Hayes started to groom Emrich as his successor a decade ago, when he asked the executive to move from the company’s New York offices to Greensboro. In 1995, he named Emrich president and in 2000 handed over the ceo reins.
Emrich, who radically restructured Guilford in the year before its bankruptcy filing, cutting over 2,000 jobs and largely exiting the apparel business, admitted it was hard to make such radical changes at the company his predecessor and boss had built. But, he said, Hayes never tried to undercut his decisions.

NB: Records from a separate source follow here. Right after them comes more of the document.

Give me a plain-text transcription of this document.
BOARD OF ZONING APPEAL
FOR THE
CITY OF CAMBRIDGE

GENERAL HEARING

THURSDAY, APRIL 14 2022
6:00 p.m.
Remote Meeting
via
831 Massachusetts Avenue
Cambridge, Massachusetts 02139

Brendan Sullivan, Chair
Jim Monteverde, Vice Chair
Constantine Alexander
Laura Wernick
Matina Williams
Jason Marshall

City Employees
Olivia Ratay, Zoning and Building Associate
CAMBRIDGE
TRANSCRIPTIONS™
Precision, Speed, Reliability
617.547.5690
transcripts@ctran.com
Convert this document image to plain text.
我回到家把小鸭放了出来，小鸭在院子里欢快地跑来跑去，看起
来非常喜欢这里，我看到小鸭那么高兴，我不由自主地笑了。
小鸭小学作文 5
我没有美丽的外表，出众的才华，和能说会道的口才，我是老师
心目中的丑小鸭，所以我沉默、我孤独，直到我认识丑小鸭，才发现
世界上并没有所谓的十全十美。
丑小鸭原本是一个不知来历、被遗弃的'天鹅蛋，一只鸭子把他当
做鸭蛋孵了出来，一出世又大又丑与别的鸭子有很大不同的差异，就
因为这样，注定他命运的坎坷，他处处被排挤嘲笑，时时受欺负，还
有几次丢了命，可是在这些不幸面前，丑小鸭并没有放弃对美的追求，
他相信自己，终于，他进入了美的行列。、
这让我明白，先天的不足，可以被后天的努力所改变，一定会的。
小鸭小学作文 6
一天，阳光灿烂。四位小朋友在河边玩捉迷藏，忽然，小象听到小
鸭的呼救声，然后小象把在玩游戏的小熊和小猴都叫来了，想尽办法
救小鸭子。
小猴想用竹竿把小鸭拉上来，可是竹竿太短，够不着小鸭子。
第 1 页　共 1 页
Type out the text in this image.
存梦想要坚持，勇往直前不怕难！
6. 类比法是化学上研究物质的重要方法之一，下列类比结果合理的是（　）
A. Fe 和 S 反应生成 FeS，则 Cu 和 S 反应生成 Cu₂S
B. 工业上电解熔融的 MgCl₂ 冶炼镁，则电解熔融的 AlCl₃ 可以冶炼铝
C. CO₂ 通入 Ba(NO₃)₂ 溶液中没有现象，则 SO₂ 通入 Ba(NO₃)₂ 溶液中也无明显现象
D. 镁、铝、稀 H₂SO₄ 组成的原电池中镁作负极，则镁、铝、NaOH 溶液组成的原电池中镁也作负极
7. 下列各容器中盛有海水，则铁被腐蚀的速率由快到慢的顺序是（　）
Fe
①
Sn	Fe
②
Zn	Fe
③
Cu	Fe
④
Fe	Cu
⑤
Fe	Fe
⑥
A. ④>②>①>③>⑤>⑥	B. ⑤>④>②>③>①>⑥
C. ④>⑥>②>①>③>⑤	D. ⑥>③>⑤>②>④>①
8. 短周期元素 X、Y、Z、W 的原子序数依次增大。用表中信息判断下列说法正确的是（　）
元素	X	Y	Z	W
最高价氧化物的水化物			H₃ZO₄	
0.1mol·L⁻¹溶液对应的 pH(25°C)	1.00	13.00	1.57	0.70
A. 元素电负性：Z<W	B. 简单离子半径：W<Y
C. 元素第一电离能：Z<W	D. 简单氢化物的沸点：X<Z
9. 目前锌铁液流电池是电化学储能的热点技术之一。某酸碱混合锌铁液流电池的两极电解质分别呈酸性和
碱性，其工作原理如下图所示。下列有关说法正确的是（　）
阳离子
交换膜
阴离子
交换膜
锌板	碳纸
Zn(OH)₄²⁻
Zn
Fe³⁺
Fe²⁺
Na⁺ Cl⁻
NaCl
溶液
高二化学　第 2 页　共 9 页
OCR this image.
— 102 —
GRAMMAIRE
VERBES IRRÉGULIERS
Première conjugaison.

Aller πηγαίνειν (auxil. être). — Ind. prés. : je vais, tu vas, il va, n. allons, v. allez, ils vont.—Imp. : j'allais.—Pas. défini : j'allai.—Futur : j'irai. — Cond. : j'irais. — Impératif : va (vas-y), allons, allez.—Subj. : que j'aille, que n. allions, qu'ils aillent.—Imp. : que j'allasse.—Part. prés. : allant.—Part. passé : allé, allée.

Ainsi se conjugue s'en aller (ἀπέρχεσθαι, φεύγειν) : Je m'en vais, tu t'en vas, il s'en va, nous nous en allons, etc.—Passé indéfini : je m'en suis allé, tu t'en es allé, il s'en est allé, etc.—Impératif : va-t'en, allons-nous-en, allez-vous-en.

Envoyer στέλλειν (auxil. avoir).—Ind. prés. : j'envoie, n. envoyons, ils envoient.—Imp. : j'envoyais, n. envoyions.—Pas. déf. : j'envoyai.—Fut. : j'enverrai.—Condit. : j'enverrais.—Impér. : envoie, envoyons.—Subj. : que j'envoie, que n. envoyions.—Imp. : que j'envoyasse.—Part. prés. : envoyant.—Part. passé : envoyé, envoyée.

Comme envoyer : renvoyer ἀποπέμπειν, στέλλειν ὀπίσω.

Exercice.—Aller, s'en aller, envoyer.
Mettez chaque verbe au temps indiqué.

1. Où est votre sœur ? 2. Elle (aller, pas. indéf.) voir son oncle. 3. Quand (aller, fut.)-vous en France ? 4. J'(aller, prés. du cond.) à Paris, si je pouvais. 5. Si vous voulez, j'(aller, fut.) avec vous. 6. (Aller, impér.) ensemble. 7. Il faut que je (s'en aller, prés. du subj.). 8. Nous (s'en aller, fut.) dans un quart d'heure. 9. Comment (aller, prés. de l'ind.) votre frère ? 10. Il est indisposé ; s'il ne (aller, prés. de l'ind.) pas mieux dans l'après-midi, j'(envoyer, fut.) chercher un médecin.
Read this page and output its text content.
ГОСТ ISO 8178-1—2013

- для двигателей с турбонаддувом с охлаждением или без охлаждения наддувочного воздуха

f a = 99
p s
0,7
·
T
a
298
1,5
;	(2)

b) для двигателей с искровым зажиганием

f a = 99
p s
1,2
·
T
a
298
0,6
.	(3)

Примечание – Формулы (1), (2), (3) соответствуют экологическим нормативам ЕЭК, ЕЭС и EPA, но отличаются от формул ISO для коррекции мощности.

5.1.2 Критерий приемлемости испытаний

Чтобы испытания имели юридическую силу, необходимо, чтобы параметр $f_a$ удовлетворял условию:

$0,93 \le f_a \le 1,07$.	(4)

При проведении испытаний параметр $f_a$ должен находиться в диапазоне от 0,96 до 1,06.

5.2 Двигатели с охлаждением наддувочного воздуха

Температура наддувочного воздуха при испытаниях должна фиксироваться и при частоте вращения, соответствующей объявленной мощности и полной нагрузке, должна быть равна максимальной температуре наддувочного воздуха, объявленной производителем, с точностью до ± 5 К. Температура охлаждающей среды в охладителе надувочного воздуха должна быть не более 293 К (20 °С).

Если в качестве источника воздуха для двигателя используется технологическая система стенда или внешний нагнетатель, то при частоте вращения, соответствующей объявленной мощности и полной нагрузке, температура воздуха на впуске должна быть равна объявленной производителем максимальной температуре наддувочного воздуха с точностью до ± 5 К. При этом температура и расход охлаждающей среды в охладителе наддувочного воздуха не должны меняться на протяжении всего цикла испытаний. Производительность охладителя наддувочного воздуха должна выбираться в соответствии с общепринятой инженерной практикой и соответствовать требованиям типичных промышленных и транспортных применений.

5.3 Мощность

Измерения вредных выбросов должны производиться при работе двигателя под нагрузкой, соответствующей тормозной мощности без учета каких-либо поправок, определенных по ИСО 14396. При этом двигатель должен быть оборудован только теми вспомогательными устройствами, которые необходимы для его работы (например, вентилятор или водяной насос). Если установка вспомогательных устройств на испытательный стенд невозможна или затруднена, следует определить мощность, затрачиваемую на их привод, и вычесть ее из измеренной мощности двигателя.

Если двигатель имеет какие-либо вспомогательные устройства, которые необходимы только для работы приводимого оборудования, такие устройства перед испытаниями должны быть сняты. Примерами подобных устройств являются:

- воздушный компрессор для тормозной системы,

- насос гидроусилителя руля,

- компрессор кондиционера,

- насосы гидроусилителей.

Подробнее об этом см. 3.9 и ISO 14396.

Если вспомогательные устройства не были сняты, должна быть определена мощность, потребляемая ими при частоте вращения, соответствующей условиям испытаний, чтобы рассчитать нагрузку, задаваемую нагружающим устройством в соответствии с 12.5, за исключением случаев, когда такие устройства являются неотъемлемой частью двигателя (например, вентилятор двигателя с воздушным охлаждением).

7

“It wasn’t easy for both of us, especially over the course of the past two years,” Emrich said. “But he said you can’t have two bosses. In order to save the company I had to take it apart, and it was his child. As hard as it was, he supported me and trusted me completely. It doesn’t mean we didn’t have our moments, but I always would talk anything through with him, and he recognized I was doing the right thing, and that’s what he cared about. He cared about doing the right thing for Guilford Mills.”
When Hayes revealed that he was thinking about retiring, he said he had no regrets about giving more than two-thirds of his life to the textile industry.
“The most joyous part of my life has been my work life,” he said. “That’s what’s cost me three wives already.”
In the March interview, Hayes said he was considering a fourth marriage in retirement — and associates said his fiancée, Deloris Gallagher, was with him when he died.
But he made it clear that the industry was his first love: “I have given this industry every bit of my emotions, my feelings, my drive and my creations.”
Funeral services are set for 11 a.m., Friday, at Christ United Methodist Church in Greensboro.
Hayes is survived by four children, sons David and Matthew, daughters Deborah Holbrook and Susan Hayes, 11 grandchildren and one great-grandchild. His third daughter, Becky, died several years ago.